The compound for Data Information Technologies lay sprawled out about the River Valley like an ant colony. Offshoots climbing the side of the hill, disappearing into it, only to reappear somewhere else.
As James, Cliff and I descended into the valley for our appointment with Mr. Traverse, I could see that my allusion was not entirely inaccurate. Through several windows could be seen flurries of activity, almost in chorus. Broadway dance numbers flitted through my head, but none of them had the hectic fervor required for this act.
Cliff pulled us into the visitor's parking lot, and the three of us made our way, excitement in our hearts, to the building that served as the brain centre for Edmonton's largest and most compelling example of capitalism in action.
Entering the building, we were instantly accosted by the Viking warrior, poorly disguised as a receptionist. Looking to the name on her desk, expecting to see Broomhilde, I was somewhat shocked, though greatly relieved to note her name was Ann.
Her disguise was better than I thought was the realization as she asked us without accent, in a voice that dripped helium to state our business.
Cliff, using his best Joe Friday "Just the facts, ma'am," stated our purpose, while James overtly avoided looking her in the eye, or even looking in her direction, for that matter.

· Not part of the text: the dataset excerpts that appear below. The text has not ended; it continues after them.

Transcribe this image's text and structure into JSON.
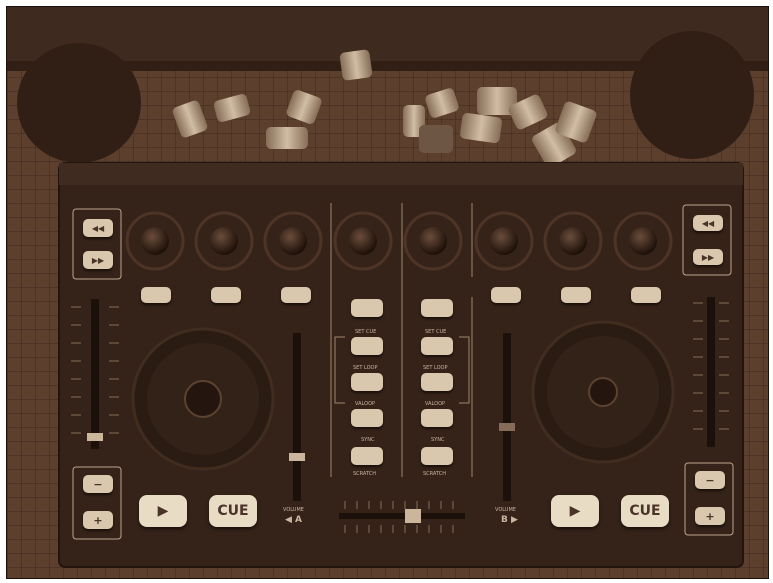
{
  "controller": {
    "left_deck": {
      "volume_label": "VOLUME",
      "deck_letter": "◀ A",
      "play_glyph": "▶",
      "cue_label": "CUE",
      "minus_glyph": "−",
      "plus_glyph": "+",
      "rew_glyph": "◀◀",
      "ffw_glyph": "▶▶"
    },
    "right_deck": {
      "volume_label": "VOLUME",
      "deck_letter": "B ▶",
      "play_glyph": "▶",
      "cue_label": "CUE",
      "minus_glyph": "−",
      "plus_glyph": "+",
      "rew_glyph": "◀◀",
      "ffw_glyph": "▶▶"
    },
    "center_left_labels": [
      "",
      "SET CUE",
      "SET LOOP",
      "VALOOP",
      "SYNC",
      "SCRATCH"
    ],
    "center_right_labels": [
      "",
      "SET CUE",
      "SET LOOP",
      "VALOOP",
      "SYNC",
      "SCRATCH"
    ]
  },
  "colors": {
    "tint": "#4a3328",
    "panel": "#2e201a",
    "button": "#e8dcc4"
  }
}
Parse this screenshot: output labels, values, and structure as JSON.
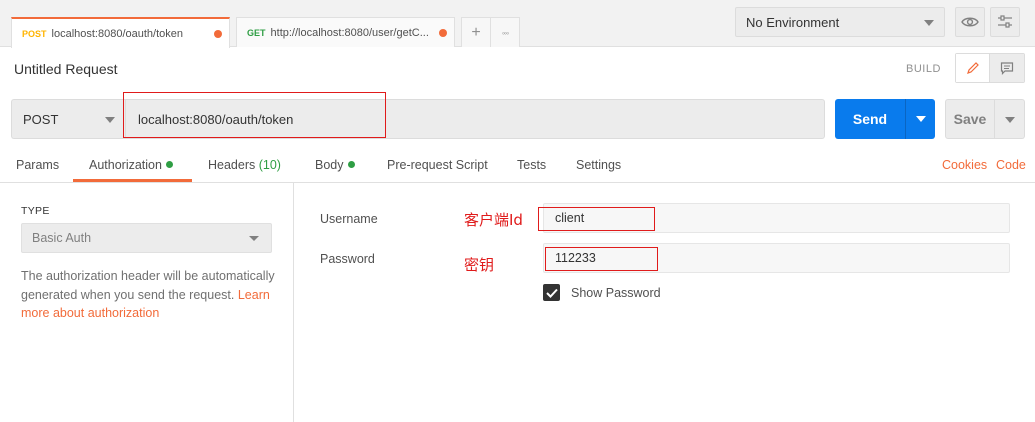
{
  "tabs": [
    {
      "method": "POST",
      "url": "localhost:8080/oauth/token"
    },
    {
      "method": "GET",
      "url": "http://localhost:8080/user/getC..."
    }
  ],
  "tab_add": "+",
  "tab_more": "◦◦◦",
  "environment": {
    "selected": "No Environment"
  },
  "request": {
    "title": "Untitled Request",
    "build_label": "BUILD",
    "method": "POST",
    "url": "localhost:8080/oauth/token",
    "send_label": "Send",
    "save_label": "Save"
  },
  "subtabs": {
    "params": "Params",
    "authorization": "Authorization",
    "headers": "Headers",
    "headers_count": "(10)",
    "body": "Body",
    "prerequest": "Pre-request Script",
    "tests": "Tests",
    "settings": "Settings",
    "cookies": "Cookies",
    "code": "Code"
  },
  "auth": {
    "type_label": "TYPE",
    "type_value": "Basic Auth",
    "description": "The authorization header will be automatically generated when you send the request.",
    "learn_more": "Learn more about authorization",
    "username_label": "Username",
    "username_value": "client",
    "username_annotation": "客户端Id",
    "password_label": "Password",
    "password_value": "112233",
    "password_annotation": "密钥",
    "show_password_label": "Show Password"
  },
  "colors": {
    "accent": "#f26b3a",
    "send": "#097bed",
    "annotation": "#e01b1b",
    "ok": "#2f9e44"
  }
}
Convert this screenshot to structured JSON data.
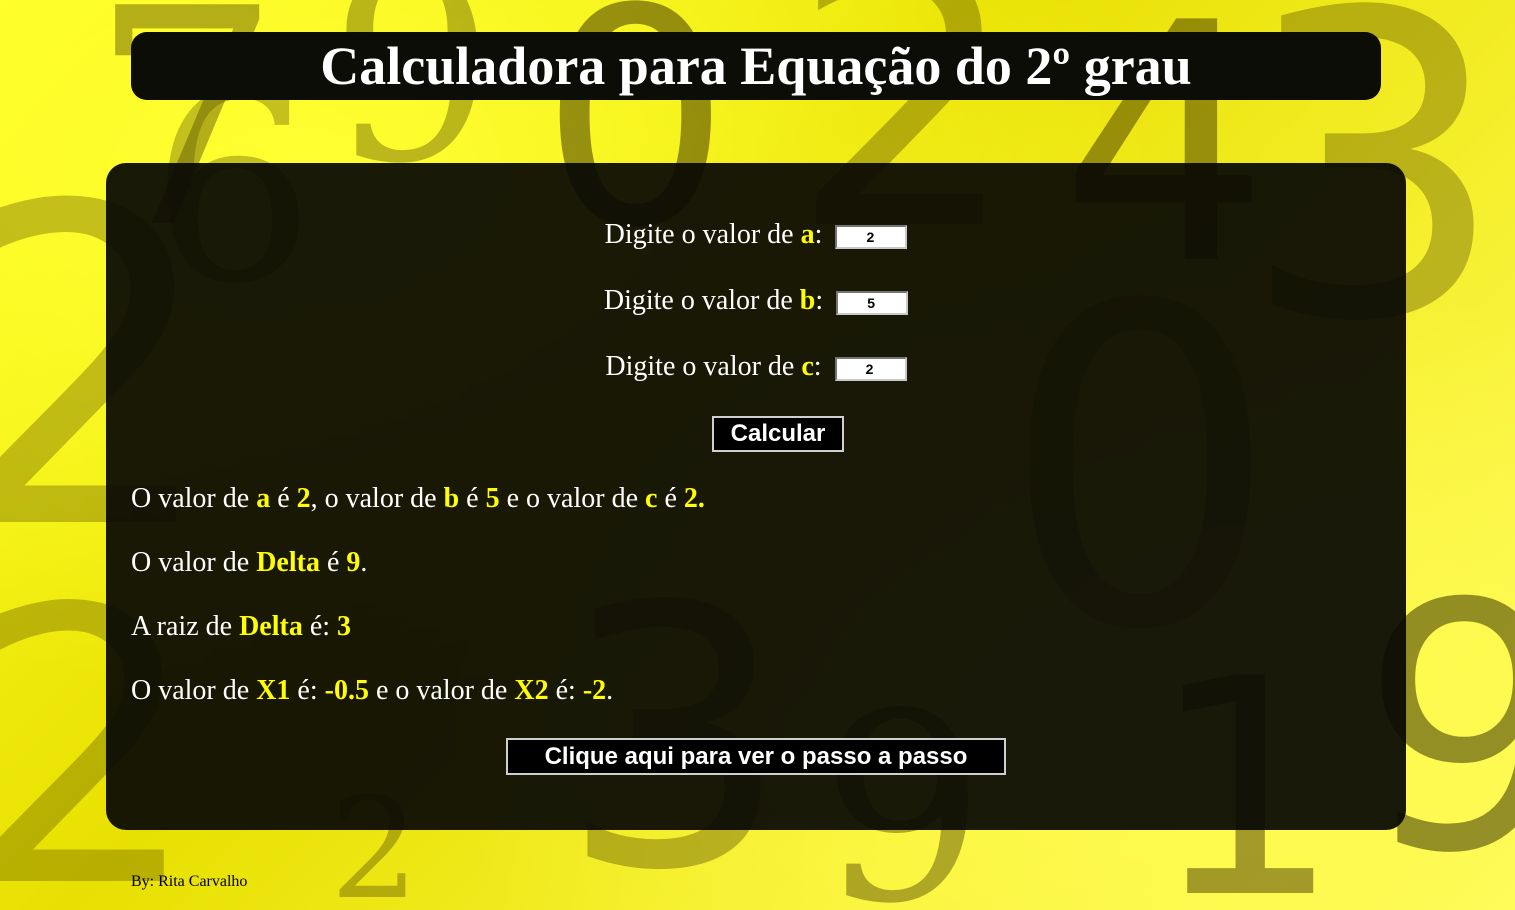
{
  "header": {
    "title": "Calculadora para Equação do 2º grau"
  },
  "form": {
    "a_label_prefix": "Digite o valor de ",
    "a_var": "a",
    "a_value": "2",
    "b_label_prefix": "Digite o valor de ",
    "b_var": "b",
    "b_value": "5",
    "c_label_prefix": "Digite o valor de ",
    "c_var": "c",
    "c_value": "2",
    "colon": ":",
    "calculate_label": "Calcular"
  },
  "results": {
    "line1": {
      "t1": "O valor de ",
      "a": "a",
      "t2": " é ",
      "a_val": "2",
      "t3": ", o valor de ",
      "b": "b",
      "t4": " é ",
      "b_val": "5",
      "t5": " e o valor de ",
      "c": "c",
      "t6": " é ",
      "c_val": "2."
    },
    "line2": {
      "t1": "O valor de ",
      "delta": "Delta",
      "t2": " é ",
      "delta_val": "9",
      "t3": "."
    },
    "line3": {
      "t1": "A raiz de ",
      "delta": "Delta",
      "t2": " é: ",
      "root_val": "3"
    },
    "line4": {
      "t1": "O valor de ",
      "x1": "X1",
      "t2": " é: ",
      "x1_val": "-0.5",
      "t3": " e o valor de ",
      "x2": "X2",
      "t4": " é: ",
      "x2_val": "-2",
      "t5": "."
    }
  },
  "step_button_label": "Clique aqui para ver o passo a passo",
  "footer": {
    "credit": "By: Rita Carvalho"
  },
  "colors": {
    "background": "#f5f000",
    "panel": "#080804",
    "highlight": "#ffff00",
    "text": "#ffffff"
  }
}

Maybe he went to a catholic school.
Directing us to the anteroom where we were to wait, Ann the Viking warrior receptionist pressed some buttons, seemed satisfied, and looked up at us in cold dismissal.
Fighting the urge not to run, I calmly turned from the reception desk, and walked to the anteroom, my cohorts in tow.

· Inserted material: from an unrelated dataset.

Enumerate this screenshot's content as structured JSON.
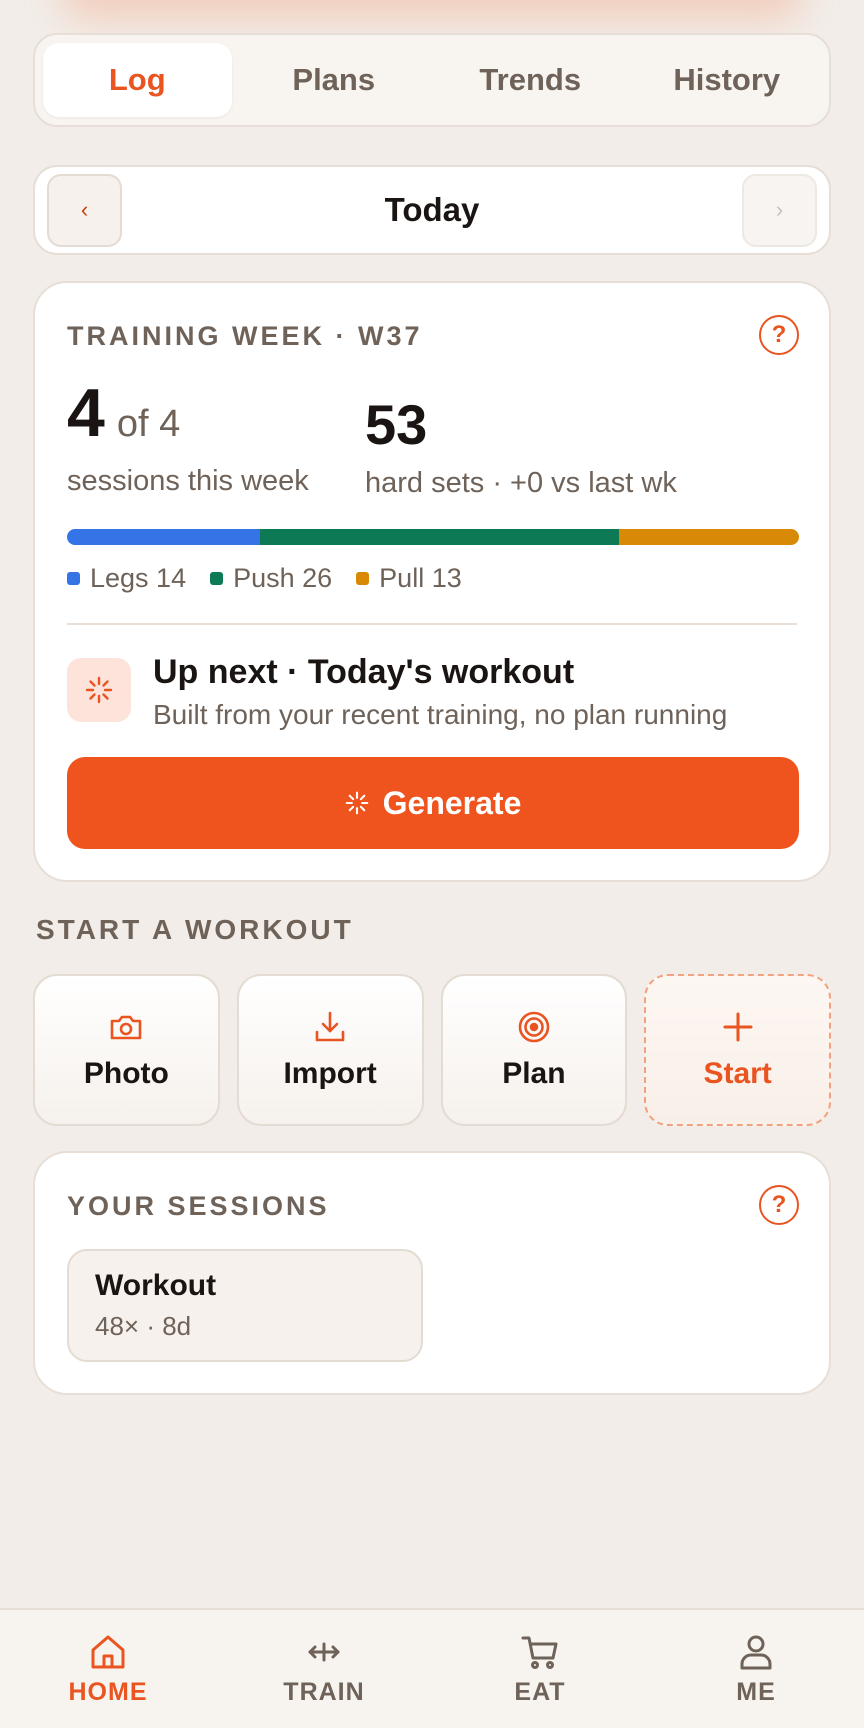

Fifteen minutes found us in Sandy Traverse's office. In one bold stroke, all of my high-corporate fantasies were dashed. In a word, Traverse's office could be described as stark. In a compound word, near-empty. The walls stood bare of any adornment, lacking even the usual concession to ego that was the University degree. The surreal effect continued as I realized that his desk, while holding a computer, phone and lamp, had nothing else. No paper, no pens, no pictures of the kids... nothing. I found myself looking forward to a time when I would once again be among people who made messes, had interests, and lived lives.
Traverse himself was as I remembered him. A slim man of average height, the man moved about in a manner that would put shame to a hummingbird. However, rather than seem panicky, or nervous, his movements had an efficiency about them, as if not a motion was wasted.
"Hi again. I won't waste any of your time. We have a dossier of Ms. Tait's information. What we were able to gather. The personal information is encoded with red tabs, professional with blue. Her curriculum vitae is in orange, though that doesn't really matter, since it's all at the back. You can pick up the dossier from Ann when we're finished. Do you have any questions?"
I could think of several thousand questions, none of which pertained to the case, and all of which would likely alienate Traverse toward us to the extend of terminating our contract. I kept my mouth shut.
"Without going over the dossier, there's nothing to discuss at this moment. We wouldn't want to waste your time with questions you may already have answered in the dossier." James seemed to understand the way this guy's mind worked.
"I like the cut of your jib, son." and with that, and without hurrying, Sandy Traverse herded us out of his office, promising to answer any questions we might have in the future.
"A cup of coffee." I said, once we'd had our showdown with Ann, coming away unscathed, richer by one dossier.
"What's that, Liam?" Cliff asked.
"That's what Traverse reminds me of. The human equivalent to a cup of coffee."
They stared at me in uncomprehending disdain for awhile. I never claimed to be insightful. It was just an observation, anyway.